The mundane spaces we all experience can maintain systemic violence. The same is true for the practice of photography.
Queerness can become about designing characters to perform some palatable rendition of yourself when reacting to the potential violence in "normal" environments, where safety can be threatened by your being seen as an Other. In this work, illusion is used to critique spaces that are straight- and cis-coded. I maintain a pose with a simulation of a laundromat made in Blender chroma-keyed into the background. I create a performance revealing the fallacies of photography as well as exposing the operatic nature of cisheteronormative space and its insistence on mandatory performances. Everything here is asked to pretend to be something it is not, and simultaneously they each critique their counterpart in the real world by having to parody them. Video stands in for photography, a green screen stands in for a laundromat, a non-binary person stands in for a picturesque housewife, etc.

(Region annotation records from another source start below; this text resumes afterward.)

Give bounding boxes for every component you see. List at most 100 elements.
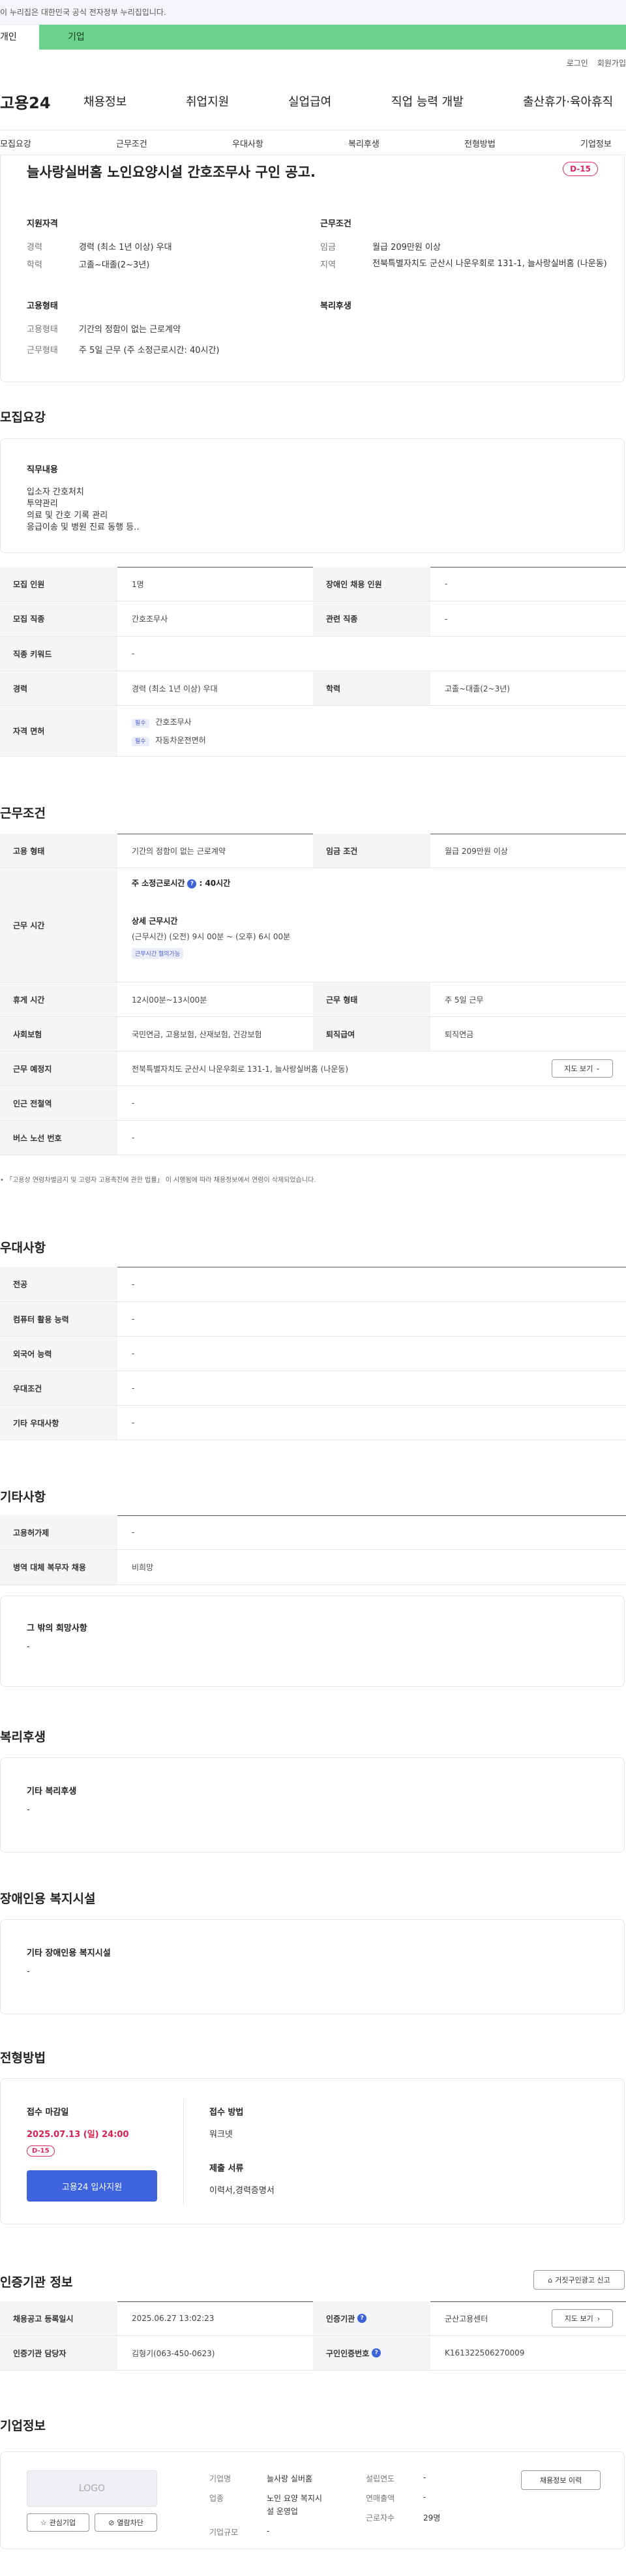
row-value: 2025.06.27 13:02:23 [132,2314,215,2323]
row-label: 외국어 능력 [0,1337,117,1371]
gnb-item-unemployment-benefit[interactable]: 실업급여 [288,93,331,110]
emp-label: 고용형태 [27,325,58,335]
global-nav: 로그인 회원가입 고용24 채용정보 취업지원 실업급여 직업 능력 개발 출산… [0,50,626,130]
duty-line: 응급이송 및 병원 진료 동행 등.. [27,523,140,532]
pref-row: 외국어 능력 - [0,1337,626,1371]
company-size-value: - [267,2526,270,2536]
subtab-apply[interactable]: 전형방법 [464,137,496,149]
company-logo-placeholder: LOGO [27,2470,157,2507]
signup-link[interactable]: 회원가입 [597,57,626,68]
row-label: 전공 [0,1267,117,1301]
pref-section-title: 우대사항 [0,1241,46,1255]
docs-heading: 제출 서류 [209,2164,244,2174]
row-label: 인근 전철역 [0,1086,117,1120]
login-link[interactable]: 로그인 [567,57,588,68]
row-value: - [132,1279,135,1289]
est-year-value: - [423,2473,426,2482]
apply-divider [183,2099,184,2205]
map-view-button[interactable]: 지도 보기 ⌄ [552,1059,613,1078]
tab-business[interactable]: 기업 [39,25,626,50]
info-icon[interactable]: ? [357,2314,367,2323]
report-false-ad-button[interactable]: ⌂ 거짓구인광고 신고 [533,2270,625,2290]
work-hours-row: 근무 시간 주 소정근로시간?: 40시간 상세 근무시간 (근무시간) (오전… [0,868,626,982]
note-text: 「고용상 연령차별금지 및 고령자 고용촉진에 관한 법률」 이 시행됨에 따라… [6,1177,316,1184]
work-row: 휴게 시간 12시00분~13시00분 근무 형태 주 5일 근무 [0,982,626,1017]
deadline-value: 2025.07.13 (일) 24:00 [27,2130,129,2140]
docs-value: 이력서,경력증명서 [209,2186,275,2196]
block-label: 열람차단 [117,2519,143,2527]
row-label: 우대조건 [0,1371,117,1405]
chevron-right-icon: › [597,2314,601,2323]
age-discrimination-note: • 「고용상 연령차별금지 및 고령자 고용촉진에 관한 법률」 이 시행됨에 … [0,1174,316,1184]
company-section-title: 기업정보 [0,2419,46,2433]
job-title: 늘사랑실버홈 노인요양시설 간호조무사 구인 공고. [27,164,316,180]
subtab-recruit[interactable]: 모집요강 [0,137,31,149]
recruit-section-title: 모집요강 [0,410,46,425]
site-logo[interactable]: 고용24 [0,90,51,113]
row-label: 고용허가제 [0,1515,117,1549]
block-icon: ⊘ [108,2518,115,2527]
row-label: 인증기관 담당자 [0,2336,117,2370]
etc-section-title: 기타사항 [0,1490,46,1504]
gnb-item-vocational-training[interactable]: 직업 능력 개발 [391,93,464,110]
sales-label: 연매출액 [366,2494,395,2503]
license-tag: 필수 [132,737,149,746]
gnb-item-parental-leave[interactable]: 출산휴가·육아휴직 [523,93,613,110]
work-place-row: 근무 예정지 전북특별자치도 군산시 나운우회로 131-1, 늘사랑실버홈 (… [0,1052,626,1086]
subtab-welfare[interactable]: 복리후생 [348,137,380,149]
cond-heading: 근무조건 [320,219,351,229]
employees-label: 근로자수 [366,2513,395,2523]
row-value: 고졸~대졸(2~3년) [445,684,510,693]
pref-row: 컴퓨터 활용 능력 - [0,1302,626,1337]
qual-heading: 지원자격 [27,219,58,229]
other-wish-value: - [27,1642,30,1652]
qual-label: 학력 [27,260,42,270]
subtab-company[interactable]: 기업정보 [580,137,612,149]
row-label: 근무 형태 [313,982,430,1016]
welfare-card: 기타 복리후생 - [0,1757,625,1853]
favorite-company-button[interactable]: ☆ 관심기업 [27,2513,89,2532]
license-name: 간호조무사 [155,718,192,727]
info-icon[interactable]: ? [187,879,197,888]
row-label: 인증기관? [313,2301,430,2335]
agency-map-button[interactable]: 지도 보기 › [552,2309,613,2327]
recruit-row: 모집 직종 간호조무사 관련 직종 - [0,601,626,637]
row-label: 채용공고 등록일시 [0,2301,117,2335]
qual-value: 경력 (최소 1년 이상) 우대 [79,243,172,252]
sales-value: - [423,2493,426,2502]
row-value: - [132,1528,135,1537]
subtab-work[interactable]: 근무조건 [116,137,147,149]
row-label: 학력 [313,671,430,705]
row-value: 주 5일 근무 [445,995,484,1005]
row-label: 모집 직종 [0,601,117,636]
row-label: 경력 [0,671,117,705]
cond-value: 전북특별자치도 군산시 나운우회로 131-1, 늘사랑실버홈 (나운동) [372,259,607,269]
emp-heading: 고용형태 [27,301,58,311]
apply-button[interactable]: 고용24 입사지원 [27,2170,157,2202]
favorite-label: 관심기업 [49,2519,76,2527]
row-label: 버스 노선 번호 [0,1121,117,1155]
info-icon[interactable]: ? [372,2348,381,2357]
tab-individual[interactable]: 개인 [0,25,39,50]
row-label: 장애인 채용 인원 [313,567,430,601]
gnb-item-employment-support[interactable]: 취업지원 [186,93,229,110]
note-bullet: • [0,1177,7,1184]
recruit-row: 경력 경력 (최소 1년 이상) 우대 학력 고졸~대졸(2~3년) [0,671,626,706]
company-card: LOGO ☆ 관심기업 ⊘ 열람차단 기업명 늘사랑 실버홈 업종 노인 요양 복지… [0,2451,625,2549]
row-value: K161322506270009 [445,2348,525,2357]
gnb-item-jobs[interactable]: 채용정보 [83,93,127,110]
weekly-hours-label: 주 소정근로시간 [132,879,185,888]
detail-hours-title: 상세 근무시간 [132,917,178,926]
job-summary-card: 늘사랑실버홈 노인요양시설 간호조무사 구인 공고. D-15 지원자격 경력 … [0,155,625,382]
company-size-label: 기업규모 [209,2528,239,2537]
row-value: 12시00분~13시00분 [132,995,207,1005]
hiring-history-button[interactable]: 채용정보 이력 [521,2470,601,2490]
block-view-button[interactable]: ⊘ 열람차단 [95,2513,157,2532]
duty-line: 투약관리 [27,499,58,509]
subtab-pref[interactable]: 우대사항 [232,137,263,149]
row-value: - [132,649,135,658]
row-value: 군산고용센터 [445,2314,488,2324]
recruit-row: 모집 인원 1명 장애인 채용 인원 - [0,567,626,601]
agency-section-title: 인증기관 정보 [0,2275,73,2290]
license-name: 자동차운전면허 [155,736,206,745]
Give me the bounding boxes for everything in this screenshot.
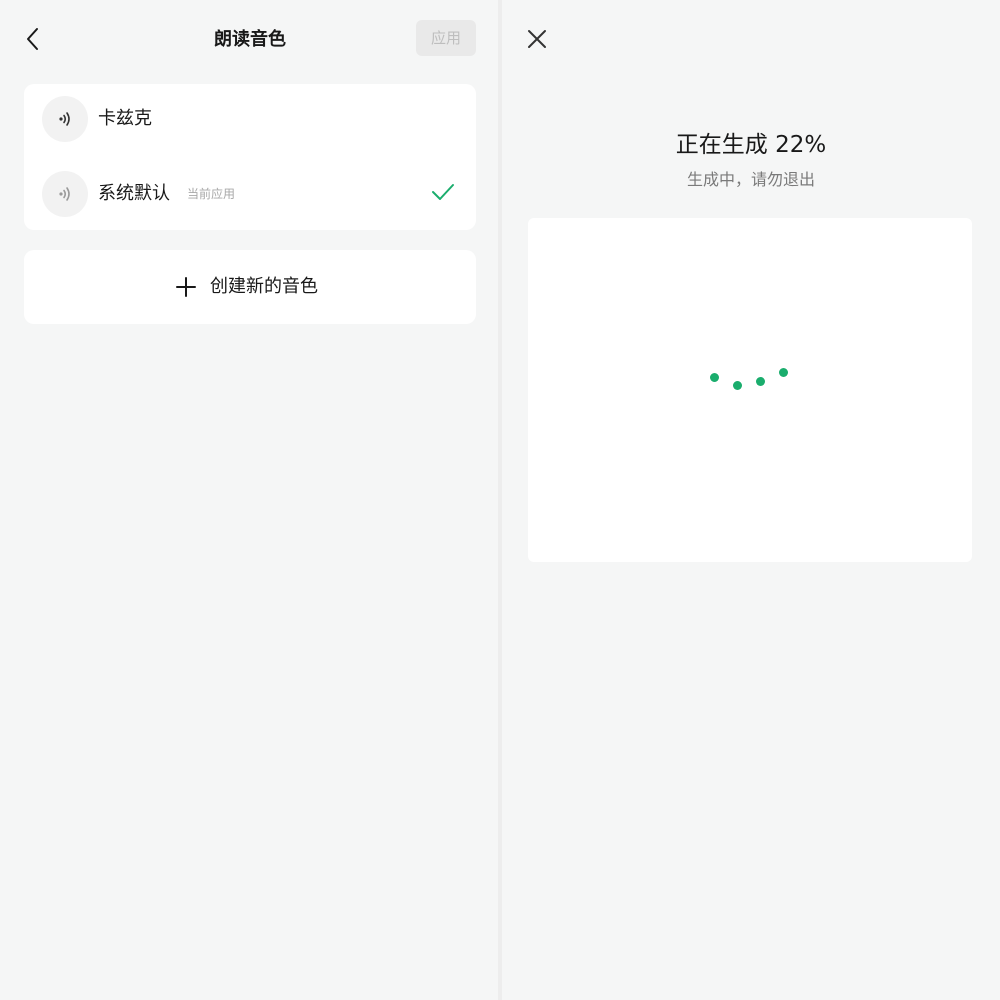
close-icon[interactable] (524, 26, 550, 52)
current-applied-tag: 当前应用 (187, 187, 236, 201)
plus-icon (176, 277, 196, 297)
check-icon (432, 184, 454, 200)
screen: 朗读音色 应用 卡兹克 系统默认 当前应用 创建新的音色 正在生成 22% 生成… (0, 0, 1000, 1000)
back-button[interactable] (18, 24, 46, 54)
generating-panel: 正在生成 22% 生成中，请勿退出 (502, 0, 1000, 1000)
create-voice-label: 创建新的音色 (210, 276, 318, 297)
loading-dot (710, 373, 719, 382)
create-voice-button[interactable]: 创建新的音色 (24, 250, 476, 324)
apply-button[interactable]: 应用 (416, 20, 476, 56)
voice-list: 卡兹克 系统默认 当前应用 (24, 84, 476, 230)
generating-title: 正在生成 22% (675, 132, 827, 158)
sound-wave-icon (59, 112, 70, 126)
voice-item-kazike[interactable]: 卡兹克 (24, 84, 476, 156)
voice-item-system-default[interactable]: 系统默认 当前应用 (24, 157, 476, 229)
voice-avatar (42, 171, 88, 217)
voice-name: 系统默认 (98, 183, 170, 204)
voice-name: 卡兹克 (98, 108, 152, 129)
page-title: 朗读音色 (214, 29, 286, 50)
voice-avatar (42, 96, 88, 142)
sound-wave-icon (59, 187, 70, 201)
loading-dot (733, 381, 742, 390)
loading-dot (756, 377, 765, 386)
chevron-left-icon (27, 28, 38, 50)
loading-dot (779, 368, 788, 377)
voice-settings-panel: 朗读音色 应用 卡兹克 系统默认 当前应用 创建新的音色 (0, 0, 498, 1000)
generating-subtitle: 生成中，请勿退出 (686, 170, 815, 189)
generating-preview (528, 218, 972, 562)
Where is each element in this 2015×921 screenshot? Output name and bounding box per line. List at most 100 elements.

This highlights the absurdity of the performance required for queer people in places which must be visited to fulfill basic needs. It does the same for how queer and Othered people are often required to perform for the camera (didactic example: the work of Diane Arbus).
Darion Hassertt is an interdisciplinary artist and student studying fine arts and art history at the University of Cincinnati. Their practice is centered on building queer knowledge and artifacts. They utilize photography, costume, and imaging software to invent liminal fictions. Their practice is like the fracture in a phone screen— a quiet and annoying reminder that the infrastructure you rest within is built on your trust in an illusion.